Deutschland

«Handwerker für den Frieden»

Kongress von Handwerkern und Unternehmern in Dessau-Rosslau

von Marita Brune

(18. April 2023) Für einmal waren es nicht die bekannten Gruppen der klassischen deutschen Friedensbewegung, die zu einem Kongress für den Frieden einluden. Dieses Mal kam die Initiative mitten aus der Gesellschaft, von Handwerkern und Unternehmern aus dem Mittelstand. Am Sonntag, den 2. April 2023, luden sie zum «Handwerker-Friedens-Kongress» nach Dessau-Rosslau in Sachsen-Anhalt. Eingeladen hatte Karl Krökel, Obermeister der Dessauer Metallinnung. Mit etwa 250 Menschen kamen etwa doppelt so viele Interessierte wie erwartet ins Technikmuseum «Hugo Junkers». Stargast der Veranstaltung war Frau Gabriele Krone-Schmalz, langjährige Russland-Korrespondentin der ARD.

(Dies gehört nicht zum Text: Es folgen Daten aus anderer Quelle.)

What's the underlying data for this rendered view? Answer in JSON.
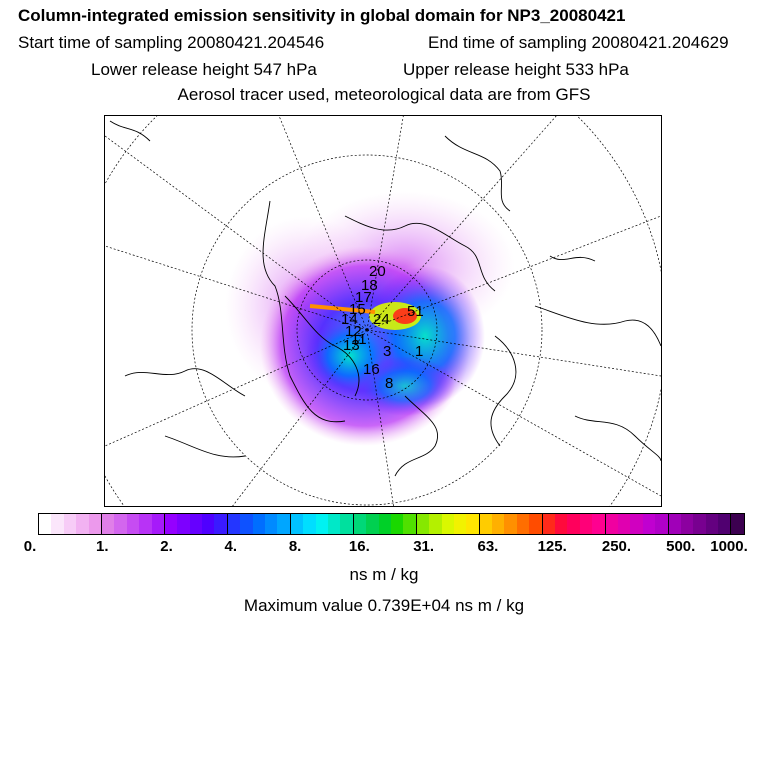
{
  "title": "Column-integrated emission sensitivity in global domain for NP3_20080421",
  "start_label": "Start time of sampling 20080421.204546",
  "end_label": "End time of sampling 20080421.204629",
  "lower_label": "Lower release height  547 hPa",
  "upper_label": "Upper release height  533 hPa",
  "tracer_label": "Aerosol tracer used, meteorological data are from GFS",
  "map": {
    "labels": [
      "20",
      "18",
      "17",
      "15",
      "14",
      "12",
      "24",
      "51",
      "13",
      "11",
      "1",
      "3",
      "16",
      "8"
    ]
  },
  "colorbar": {
    "colors": [
      "#ffffff",
      "#fbe6fb",
      "#f7ccf7",
      "#f2b2f2",
      "#ec99ec",
      "#e07fe8",
      "#d366ee",
      "#c64cf2",
      "#b833f6",
      "#a61afa",
      "#9500ff",
      "#7d00ff",
      "#6600ff",
      "#4f00ff",
      "#3a1aff",
      "#2436ff",
      "#0e52ff",
      "#006eff",
      "#008aff",
      "#00a6ff",
      "#00c2ff",
      "#00deff",
      "#00f2f2",
      "#00e8c8",
      "#00e09e",
      "#00d878",
      "#00d050",
      "#00d028",
      "#1ad800",
      "#50e000",
      "#86e800",
      "#b4f000",
      "#daf800",
      "#f2f200",
      "#ffe600",
      "#ffcc00",
      "#ffb000",
      "#ff9000",
      "#ff6e00",
      "#ff4c00",
      "#ff2a1a",
      "#ff0a3c",
      "#ff005c",
      "#ff0078",
      "#ff0090",
      "#f000a0",
      "#e000b0",
      "#d000c0",
      "#c000d0",
      "#b000c8",
      "#a000b8",
      "#8c00a0",
      "#780090",
      "#640080",
      "#500070",
      "#3c0050"
    ],
    "ticks": [
      "0.",
      "1.",
      "2.",
      "4.",
      "8.",
      "16.",
      "31.",
      "63.",
      "125.",
      "250.",
      "500.",
      "1000."
    ]
  },
  "units": "ns m / kg",
  "max_value_label": "Maximum value  0.739E+04 ns m / kg"
}
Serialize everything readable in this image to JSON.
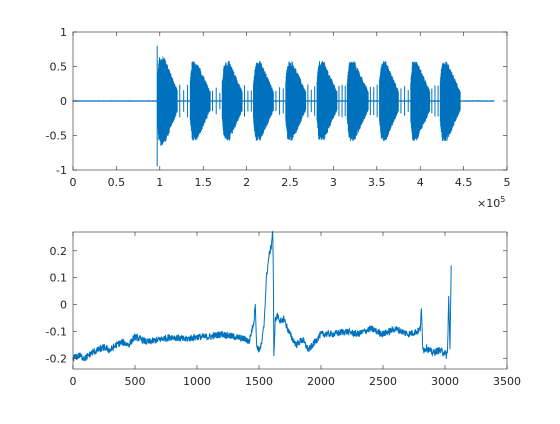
{
  "chart_data": [
    {
      "type": "line",
      "title": "",
      "xlabel": "",
      "ylabel": "",
      "xlim": [
        0,
        500000
      ],
      "ylim": [
        -1,
        1
      ],
      "x_ticks": [
        0,
        50000,
        100000,
        150000,
        200000,
        250000,
        300000,
        350000,
        400000,
        450000,
        500000
      ],
      "x_tick_labels": [
        "0",
        "0.5",
        "1",
        "1.5",
        "2",
        "2.5",
        "3",
        "3.5",
        "4",
        "4.5",
        "5"
      ],
      "x_exponent": {
        "base": "×10",
        "power": "5"
      },
      "y_ticks": [
        -1,
        -0.5,
        0,
        0.5,
        1
      ],
      "y_tick_labels": [
        "-1",
        "-0.5",
        "0",
        "0.5",
        "1"
      ],
      "grid": false,
      "line_color": "#0072BD",
      "x_data_end": 485000,
      "noise_floor": 0.01,
      "spike": {
        "x": 97000,
        "ymax": 0.8,
        "ymin": -0.95
      },
      "bursts": [
        {
          "start": 97000,
          "end": 120000,
          "peak": 0.65
        },
        {
          "start": 135000,
          "end": 158000,
          "peak": 0.58
        },
        {
          "start": 172000,
          "end": 195000,
          "peak": 0.58
        },
        {
          "start": 208000,
          "end": 231000,
          "peak": 0.58
        },
        {
          "start": 245000,
          "end": 268000,
          "peak": 0.58
        },
        {
          "start": 281000,
          "end": 304000,
          "peak": 0.58
        },
        {
          "start": 316000,
          "end": 340000,
          "peak": 0.58
        },
        {
          "start": 353000,
          "end": 375000,
          "peak": 0.58
        },
        {
          "start": 389000,
          "end": 411000,
          "peak": 0.58
        },
        {
          "start": 423000,
          "end": 446000,
          "peak": 0.58
        }
      ]
    },
    {
      "type": "line",
      "title": "",
      "xlabel": "",
      "ylabel": "",
      "xlim": [
        0,
        3500
      ],
      "ylim": [
        -0.24,
        0.27
      ],
      "x_ticks": [
        0,
        500,
        1000,
        1500,
        2000,
        2500,
        3000,
        3500
      ],
      "x_tick_labels": [
        "0",
        "500",
        "1000",
        "1500",
        "2000",
        "2500",
        "3000",
        "3500"
      ],
      "y_ticks": [
        -0.2,
        -0.1,
        0,
        0.1,
        0.2
      ],
      "y_tick_labels": [
        "-0.2",
        "-0.1",
        "0",
        "0.1",
        "0.2"
      ],
      "grid": false,
      "line_color": "#0072BD",
      "x": [
        0,
        50,
        100,
        150,
        200,
        250,
        300,
        350,
        400,
        450,
        500,
        600,
        700,
        800,
        900,
        1000,
        1100,
        1200,
        1300,
        1400,
        1420,
        1440,
        1450,
        1460,
        1470,
        1480,
        1500,
        1520,
        1540,
        1560,
        1580,
        1600,
        1610,
        1615,
        1620,
        1630,
        1650,
        1680,
        1700,
        1730,
        1760,
        1800,
        1850,
        1900,
        2000,
        2100,
        2200,
        2300,
        2400,
        2500,
        2600,
        2700,
        2780,
        2800,
        2810,
        2820,
        2830,
        2850,
        2900,
        2950,
        3000,
        3010,
        3020,
        3030,
        3040,
        3050
      ],
      "values": [
        -0.2,
        -0.19,
        -0.2,
        -0.18,
        -0.17,
        -0.16,
        -0.17,
        -0.15,
        -0.14,
        -0.15,
        -0.12,
        -0.14,
        -0.13,
        -0.12,
        -0.13,
        -0.12,
        -0.12,
        -0.11,
        -0.12,
        -0.13,
        -0.14,
        -0.1,
        -0.08,
        -0.06,
        0.01,
        -0.15,
        -0.17,
        -0.15,
        -0.08,
        0.1,
        0.18,
        0.22,
        0.28,
        0.15,
        -0.2,
        -0.06,
        -0.04,
        -0.07,
        -0.05,
        -0.09,
        -0.12,
        -0.15,
        -0.13,
        -0.17,
        -0.11,
        -0.11,
        -0.1,
        -0.11,
        -0.09,
        -0.11,
        -0.09,
        -0.11,
        -0.1,
        -0.09,
        -0.02,
        -0.15,
        -0.17,
        -0.16,
        -0.18,
        -0.17,
        -0.18,
        -0.19,
        -0.18,
        0.03,
        -0.17,
        0.15
      ],
      "jitter": 0.013
    }
  ]
}
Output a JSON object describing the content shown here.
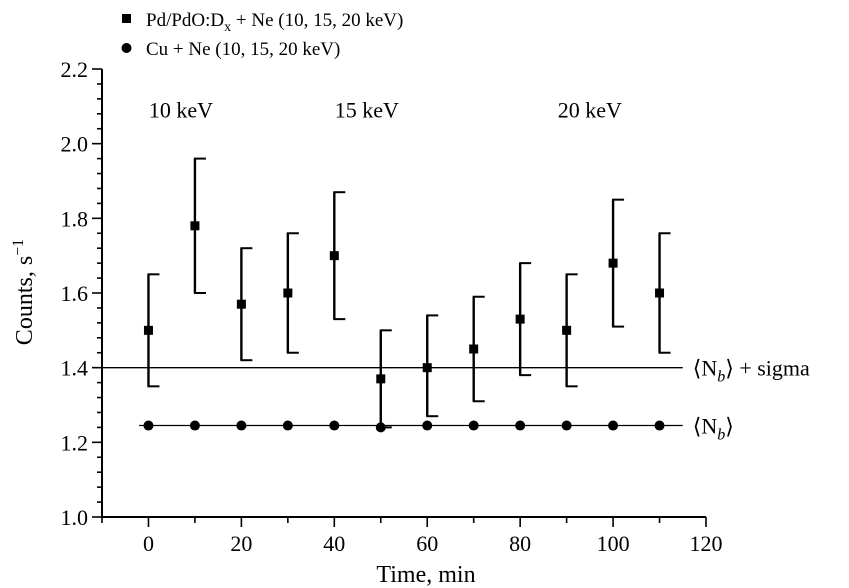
{
  "chart_data": {
    "type": "scatter",
    "xlabel": "Time, min",
    "ylabel": "Counts, s",
    "ylabel_sup": "−1",
    "xlim": [
      -10,
      120
    ],
    "ylim": [
      1.0,
      2.2
    ],
    "xticks": [
      0,
      20,
      40,
      60,
      80,
      100,
      120
    ],
    "xtick_labels": [
      "0",
      "20",
      "40",
      "60",
      "80",
      "100",
      "120"
    ],
    "yticks": [
      1.0,
      1.2,
      1.4,
      1.6,
      1.8,
      2.0,
      2.2
    ],
    "ytick_labels": [
      "1.0",
      "1.2",
      "1.4",
      "1.6",
      "1.8",
      "2.0",
      "2.2"
    ],
    "legend_placement": "top-left",
    "series": [
      {
        "name": "Pd/PdO:D",
        "name_sub": "x",
        "name_suffix": " + Ne (10, 15, 20 keV)",
        "marker": "square",
        "x": [
          0,
          10,
          20,
          30,
          40,
          50,
          60,
          70,
          80,
          90,
          100,
          110
        ],
        "y": [
          1.5,
          1.78,
          1.57,
          1.6,
          1.7,
          1.37,
          1.4,
          1.45,
          1.53,
          1.5,
          1.68,
          1.6
        ],
        "err_low": [
          1.35,
          1.6,
          1.42,
          1.44,
          1.53,
          1.24,
          1.27,
          1.31,
          1.38,
          1.35,
          1.51,
          1.44
        ],
        "err_high": [
          1.65,
          1.96,
          1.72,
          1.76,
          1.87,
          1.5,
          1.54,
          1.59,
          1.68,
          1.65,
          1.85,
          1.76
        ]
      },
      {
        "name": "Cu + Ne (10, 15, 20 keV)",
        "marker": "circle",
        "x": [
          0,
          10,
          20,
          30,
          40,
          50,
          60,
          70,
          80,
          90,
          100,
          110
        ],
        "y": [
          1.245,
          1.245,
          1.245,
          1.245,
          1.245,
          1.24,
          1.245,
          1.245,
          1.245,
          1.245,
          1.245,
          1.245
        ]
      }
    ],
    "reference_lines": [
      {
        "y": 1.4,
        "x_start": -10,
        "x_end": 115,
        "label": "⟨N",
        "label_sub": "b",
        "label_suffix": "⟩ + sigma"
      },
      {
        "y": 1.245,
        "x_start": -2,
        "x_end": 115,
        "label": "⟨N",
        "label_sub": "b",
        "label_suffix": "⟩"
      }
    ],
    "annotations": [
      {
        "text": "10 keV",
        "x": 7,
        "y": 2.07
      },
      {
        "text": "15 keV",
        "x": 47,
        "y": 2.07
      },
      {
        "text": "20 keV",
        "x": 95,
        "y": 2.07
      }
    ]
  }
}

Karl Krökel, Kreishandwerksmeister und
Initiator von «Handwerker für den Frieden».
(Bilder gk)

In seiner Eröffnungsrede sprach Karl Krökel die Meinungsdiktatur in Zeiten des Krieges an. Seit einigen Monaten engagiert er sich als Handwerksmeister und Unternehmer für den Frieden und für den Erhalt der deutschen Wirtschaft. Für sein Engagement wurde er in der heute leider üblichen Art und Weise angegriffen und verleumdet, wie so viele, die sich öffentlich wirksam dem herrschenden «Narrativ» entgegenstellen. Er hat standgehalten und hält weiterhin Kurs. Die Organisation dieses Kongresses beweist seine Unbeugsamkeit und seinen Mut.

«Entschuldigen Sie sich nie für die eigene Meinung»

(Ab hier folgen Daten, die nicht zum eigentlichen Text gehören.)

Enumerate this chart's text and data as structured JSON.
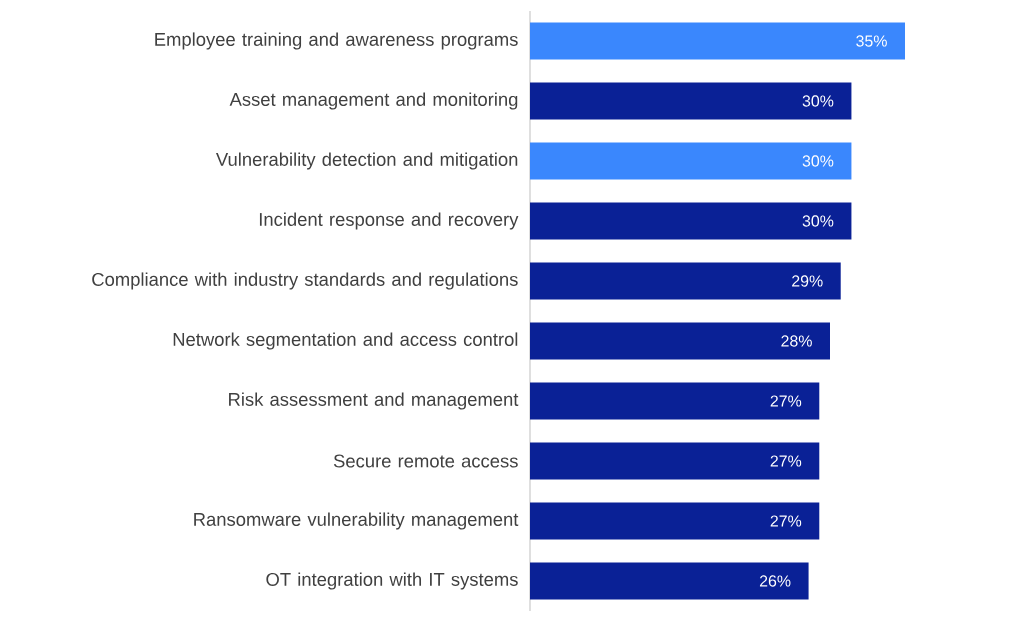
{
  "chart_data": {
    "type": "bar",
    "orientation": "horizontal",
    "categories": [
      "Employee training and awareness programs",
      "Asset management and monitoring",
      "Vulnerability detection and mitigation",
      "Incident response and recovery",
      "Compliance with industry standards and regulations",
      "Network segmentation and access control",
      "Risk assessment and management",
      "Secure remote access",
      "Ransomware vulnerability management",
      "OT integration with IT systems"
    ],
    "values": [
      35,
      30,
      30,
      30,
      29,
      28,
      27,
      27,
      27,
      26
    ],
    "value_labels": [
      "35%",
      "30%",
      "30%",
      "30%",
      "29%",
      "28%",
      "27%",
      "27%",
      "27%",
      "26%"
    ],
    "colors": [
      "#3a87fd",
      "#0a2196",
      "#3a87fd",
      "#0a2196",
      "#0a2196",
      "#0a2196",
      "#0a2196",
      "#0a2196",
      "#0a2196",
      "#0a2196"
    ]
  }
}
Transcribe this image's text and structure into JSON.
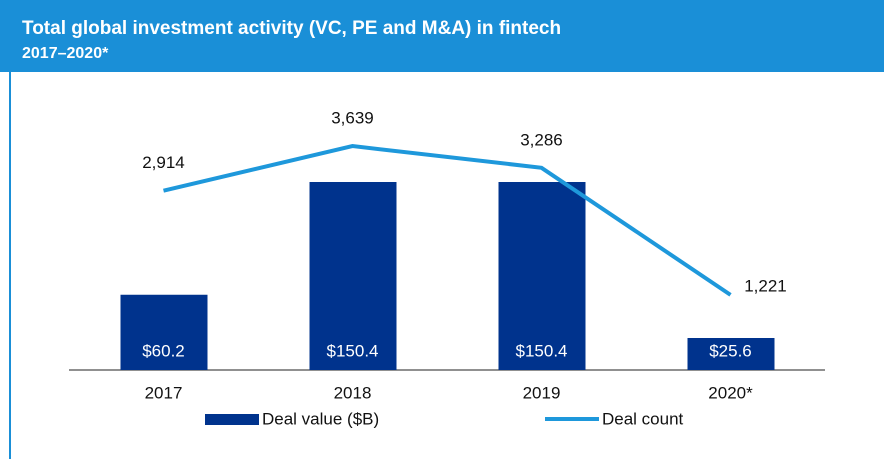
{
  "chart_data": {
    "type": "bar_line",
    "title": "Total global investment activity (VC, PE and M&A) in fintech",
    "subtitle": "2017–2020*",
    "categories": [
      "2017",
      "2018",
      "2019",
      "2020*"
    ],
    "series": [
      {
        "name": "Deal value ($B)",
        "type": "bar",
        "color": "#00338d",
        "values": [
          60.2,
          150.4,
          150.4,
          25.6
        ],
        "value_labels": [
          "$60.2",
          "$150.4",
          "$150.4",
          "$25.6"
        ]
      },
      {
        "name": "Deal count",
        "type": "line",
        "axis": "y2",
        "color": "#1e98db",
        "values": [
          2914,
          3639,
          3286,
          1221
        ],
        "value_labels": [
          "2,914",
          "3,639",
          "3,286",
          "1,221"
        ]
      }
    ],
    "ylim": [
      0,
      224
    ],
    "y2lim": [
      0,
      4550
    ]
  }
}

Karl Krökel sprach vom Krieg gegen die Meinungsvielfalt und rief dazu auf, sich dem Diktat nicht zu beugen: «Entschuldigen Sie sich nie für Ihre eigene Meinung!» ermutigte er die Teilnehmer. Dass die Friedensverhandlungen 2022 gescheitert sind, sei ein Versagen der Politik. «Wenn einseitig gesprochen wird, kommen auch einseitige Entscheidungen zustande» – und somit wächst die Gefahr des Atomkriegs. Es ist Aufgabe der Politik, diesen Ernstfall zu vermeiden. «Tut sie das nicht, ist es die Pflicht der Bürger, aufzustehen.»

Erzwungener «demokratischer» Konsens ist die Vorstufe zum Faschismus

Frau Professor Krone-Schmalz, Russlandexpertin und langjährige ARD-Korrespondentin, thematisierte zu Beginn ihres Referats1 die Meinungsdiktatur und einseitige Propaganda in Medien, Politik und veröffentlichter Meinung. Als Beispiel nannte sie unter anderem den Begriff «Kriegsmüdigkeit». Das sei eine perverse Bezeichnung für den Willen zum Frieden.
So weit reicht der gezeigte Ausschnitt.